Marah?

Bahasa, Catatan harian, Message, Opinion, Portofolio, Thought

Berawal dari sebuah jawaban Pak Revi Soekatno di lini masa Quora saya dari pertanyaan “Mengapa ada orang yang ketika marah mendadak menjadi lebih sopan dan berbicara formal (baku) dari biasanya?”. Saya jadi tertarik untuk membahasnya.

Sebelumnya silakan baca-baca jawabannya di sini.

Bahasa baku biasanya saya gunakan ketika menulis, baik dalam tugas, blog, terkadang status. Saat berbicara dengan orang lain jelas jarang, tergantung lawan bicaranya siapa, sih. Namun setelah melihat pertanyaan dan jawaban di atas, saya jadi berpikir “Wah, iya juga, ya,”.

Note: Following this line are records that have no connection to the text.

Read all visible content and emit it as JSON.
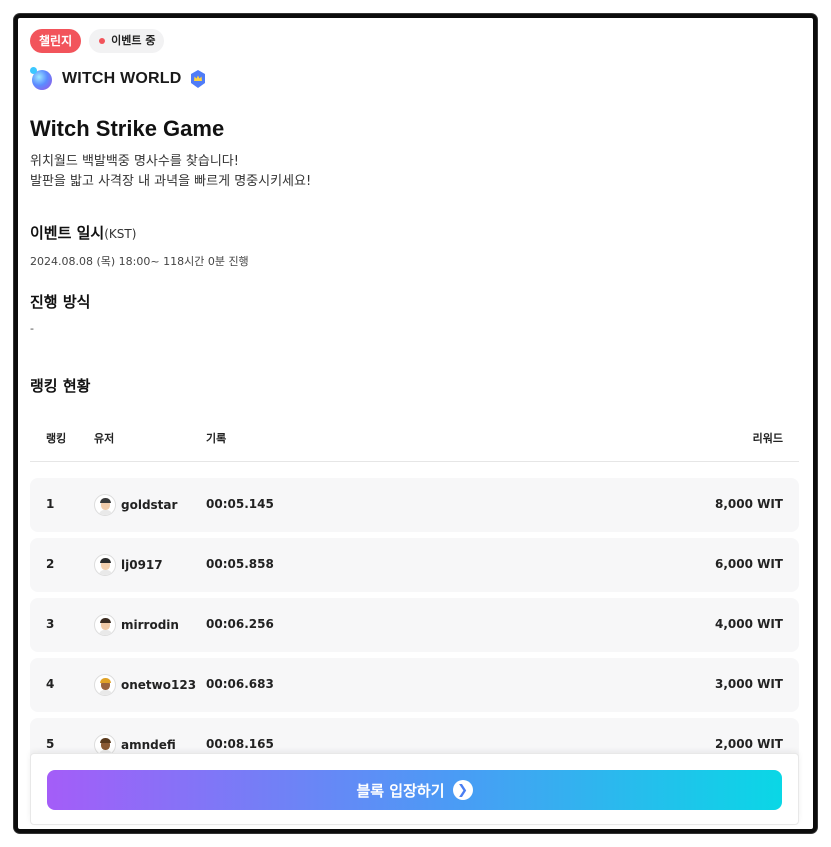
{
  "badges": {
    "challenge": "챌린지",
    "status": "이벤트 중"
  },
  "brand": {
    "name": "WITCH WORLD"
  },
  "event": {
    "title": "Witch Strike Game",
    "desc_line1": "위치월드 백발백중 명사수를 찾습니다!",
    "desc_line2": "발판을 밟고 사격장 내 과녁을 빠르게 명중시키세요!"
  },
  "schedule": {
    "heading": "이벤트 일시",
    "tz": "(KST)",
    "line": "2024.08.08 (목) 18:00~   118시간 0분 진행"
  },
  "method": {
    "heading": "진행 방식",
    "value": "-"
  },
  "ranking": {
    "heading": "랭킹 현황",
    "columns": {
      "rank": "랭킹",
      "user": "유저",
      "record": "기록",
      "reward": "리워드"
    },
    "rows": [
      {
        "rank": "1",
        "user": "goldstar",
        "record": "00:05.145",
        "reward": "8,000 WIT",
        "hair": "#3a3a3a",
        "skin": "#f1ccab"
      },
      {
        "rank": "2",
        "user": "lj0917",
        "record": "00:05.858",
        "reward": "6,000 WIT",
        "hair": "#2c2c2c",
        "skin": "#f4d1b0"
      },
      {
        "rank": "3",
        "user": "mirrodin",
        "record": "00:06.256",
        "reward": "4,000 WIT",
        "hair": "#3b2b20",
        "skin": "#f0c9a6"
      },
      {
        "rank": "4",
        "user": "onetwo123",
        "record": "00:06.683",
        "reward": "3,000 WIT",
        "hair": "#e0a227",
        "skin": "#9a6440"
      },
      {
        "rank": "5",
        "user": "amndefi",
        "record": "00:08.165",
        "reward": "2,000 WIT",
        "hair": "#5a3a1d",
        "skin": "#8a5a34"
      }
    ]
  },
  "cta": {
    "label": "블록 입장하기",
    "icon": "chevron-right-icon"
  },
  "colors": {
    "accent_red": "#f2545b",
    "cta_start": "#a45df8",
    "cta_end": "#0ad7e6"
  }
}
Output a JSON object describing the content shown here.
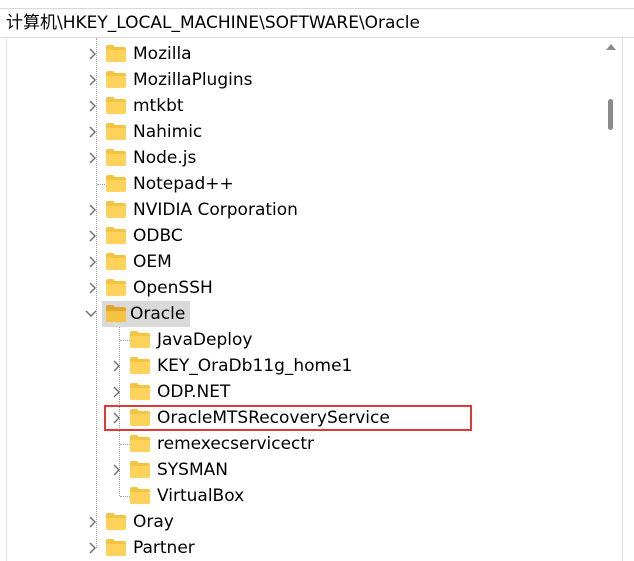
{
  "address_bar": {
    "path": "计算机\\HKEY_LOCAL_MACHINE\\SOFTWARE\\Oracle"
  },
  "tree": {
    "items": [
      {
        "label": "Mozilla",
        "expander": "collapsed"
      },
      {
        "label": "MozillaPlugins",
        "expander": "collapsed"
      },
      {
        "label": "mtkbt",
        "expander": "collapsed"
      },
      {
        "label": "Nahimic",
        "expander": "collapsed"
      },
      {
        "label": "Node.js",
        "expander": "collapsed"
      },
      {
        "label": "Notepad++",
        "expander": "none"
      },
      {
        "label": "NVIDIA Corporation",
        "expander": "collapsed"
      },
      {
        "label": "ODBC",
        "expander": "collapsed"
      },
      {
        "label": "OEM",
        "expander": "collapsed"
      },
      {
        "label": "OpenSSH",
        "expander": "collapsed"
      },
      {
        "label": "Oracle",
        "expander": "expanded",
        "selected": true
      },
      {
        "label": "Oray",
        "expander": "collapsed"
      },
      {
        "label": "Partner",
        "expander": "collapsed"
      }
    ],
    "oracle_children": [
      {
        "label": "JavaDeploy",
        "expander": "none"
      },
      {
        "label": "KEY_OraDb11g_home1",
        "expander": "collapsed"
      },
      {
        "label": "ODP.NET",
        "expander": "collapsed"
      },
      {
        "label": "OracleMTSRecoveryService",
        "expander": "collapsed",
        "highlighted": true
      },
      {
        "label": "remexecservicectr",
        "expander": "none"
      },
      {
        "label": "SYSMAN",
        "expander": "collapsed"
      },
      {
        "label": "VirtualBox",
        "expander": "none"
      }
    ]
  },
  "colors": {
    "folder": "#f5c342",
    "folder_dark": "#e2a72a",
    "selection": "#d9d9d9",
    "highlight_border": "#e0393b"
  }
}
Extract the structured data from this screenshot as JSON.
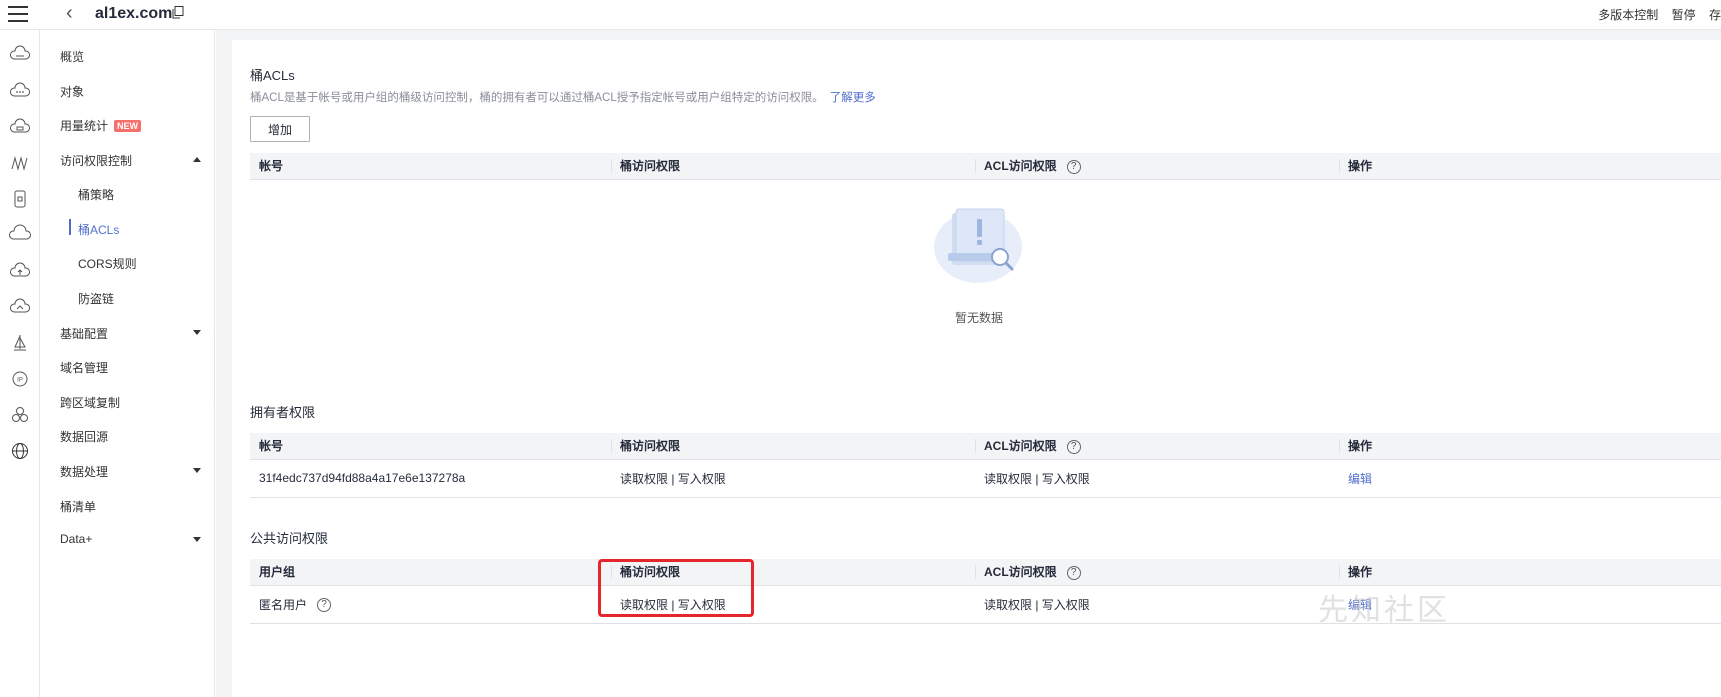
{
  "topbar": {
    "bucket_name": "al1ex.com",
    "right_items": [
      "多版本控制",
      "暂停",
      "存"
    ]
  },
  "rail_icons": [
    "cloud-server-icon",
    "cloud-more-icon",
    "cloud-storage-icon",
    "network-icon",
    "phone-icon",
    "cloud-icon",
    "cloud-upload-icon",
    "cloud-search-icon",
    "sailboat-icon",
    "ip-icon",
    "cluster-icon",
    "globe-icon"
  ],
  "sidebar": {
    "overview": "概览",
    "objects": "对象",
    "usage": "用量统计",
    "new_badge": "NEW",
    "access_control": "访问权限控制",
    "bucket_policy": "桶策略",
    "bucket_acls": "桶ACLs",
    "cors": "CORS规则",
    "hotlink": "防盗链",
    "basic_config": "基础配置",
    "domain": "域名管理",
    "cross_region": "跨区域复制",
    "back_to_source": "数据回源",
    "data_processing": "数据处理",
    "inventory": "桶清单",
    "data_plus": "Data+"
  },
  "acl_section": {
    "title": "桶ACLs",
    "description": "桶ACL是基于帐号或用户组的桶级访问控制，桶的拥有者可以通过桶ACL授予指定帐号或用户组特定的访问权限。",
    "learn_more": "了解更多",
    "add_button": "增加",
    "columns": [
      "帐号",
      "桶访问权限",
      "ACL访问权限",
      "操作"
    ],
    "empty_text": "暂无数据"
  },
  "owner_section": {
    "title": "拥有者权限",
    "columns": [
      "帐号",
      "桶访问权限",
      "ACL访问权限",
      "操作"
    ],
    "rows": [
      {
        "account": "31f4edc737d94fd88a4a17e6e137278a",
        "bucket_perm": "读取权限 | 写入权限",
        "acl_perm": "读取权限 | 写入权限",
        "action": "编辑"
      }
    ]
  },
  "public_section": {
    "title": "公共访问权限",
    "columns": [
      "用户组",
      "桶访问权限",
      "ACL访问权限",
      "操作"
    ],
    "rows": [
      {
        "group": "匿名用户",
        "bucket_perm": "读取权限 | 写入权限",
        "acl_perm": "读取权限 | 写入权限",
        "action": "编辑"
      }
    ]
  },
  "watermark": "先知社区",
  "colors": {
    "accent": "#526ecc",
    "highlight": "#e6262a",
    "badge": "#f66f6a"
  }
}
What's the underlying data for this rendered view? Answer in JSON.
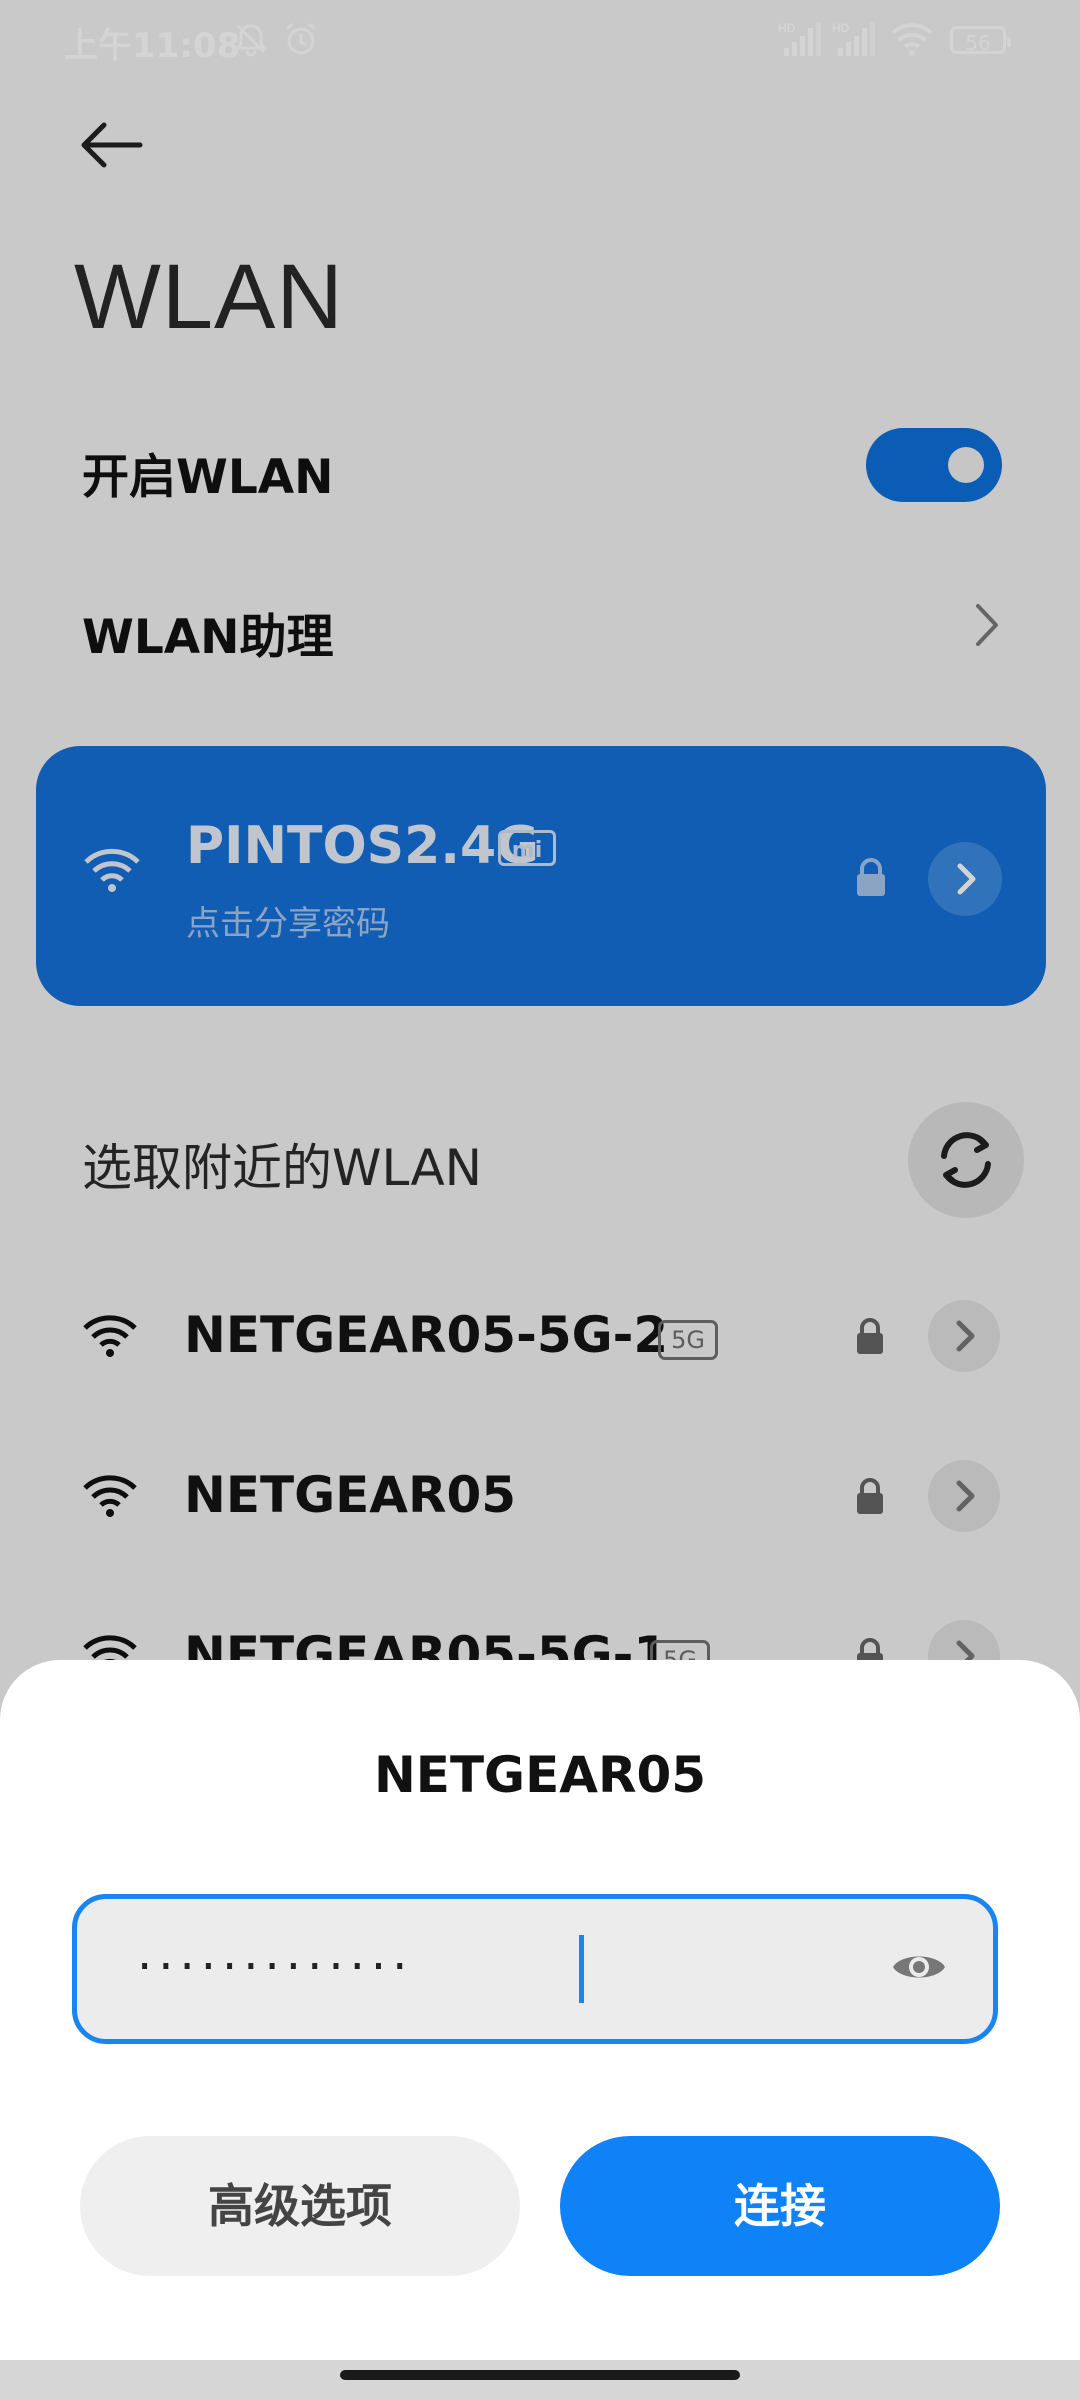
{
  "status_bar": {
    "time": "上午11:08",
    "battery": "56",
    "icons": [
      "bell-off-icon",
      "alarm-icon",
      "hd-signal-icon",
      "hd-signal-icon",
      "wifi-icon",
      "battery-icon"
    ]
  },
  "header": {
    "title": "WLAN"
  },
  "settings": {
    "wlan_toggle_label": "开启WLAN",
    "wlan_enabled": true,
    "assistant_label": "WLAN助理"
  },
  "connected": {
    "ssid": "PINTOS2.4G",
    "badge": "mi",
    "subtitle": "点击分享密码"
  },
  "nearby": {
    "title": "选取附近的WLAN",
    "networks": [
      {
        "ssid": "NETGEAR05-5G-2",
        "badge": "5G",
        "secured": true
      },
      {
        "ssid": "NETGEAR05",
        "badge": "",
        "secured": true
      },
      {
        "ssid": "NETGEAR05-5G-1",
        "badge": "5G",
        "secured": true
      }
    ]
  },
  "dialog": {
    "title": "NETGEAR05",
    "password_masked": "·············",
    "advanced_label": "高级选项",
    "connect_label": "连接"
  },
  "colors": {
    "accent": "#1985f0",
    "card_blue": "#1470d8",
    "connect_button": "#0f82f7"
  }
}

Melihat ke belakang, ternyata tidak jarang saya menggunakan bahasa baku ketika sedang marah. Bisa saya gunakan dengan orang yang membuat saya marah, atau bisa juga menggugah saya untuk menjadikannya sebuah tulisan. Apa yang saya tangkap dari hal tersebut adalah:

  • Menciptakan Jarak

Setuju dengan jawaban Pak Revi. Walau kadang tanpa sadar, penggunaan bahasa baku secara tiba-tiba, sukses membuat jarak antara saya dengan lawan bicara. Biasanya mereka akan kikuk dan segan. Di sisi lain, saya merasa ini juga dapat menjadi proteksi. Sambil menatap langsung mata lawan bicara saya dalam-dalam. Oh, atau lebih tepatnya saya yang memang terang-terangan membuat pagar sehingga mereka akan berpikir ulang sebelum melangkah maju.

  • Mengontrol Emosi

Emosi atau perasaan intens yang ditujukan pada seseorang atau sesuatu dapat berupa senang, takut, dan juga marah. Di tulisan kali ini yang saya bahas adalah kemarahan. Perbedaan jelas terlihat ketika seseorang amarahnya sedang tidak terkendali, biasanya dia menjadi lebih mudah mengeluarkan kata-kata yang tidak diperlukan. Kasar, tidak masuk akal, bersifat menyerang. Biasanya jika salah satu dikuasai amarah yang tidak terkontrol, akan lebih susah mencari jalan keluar.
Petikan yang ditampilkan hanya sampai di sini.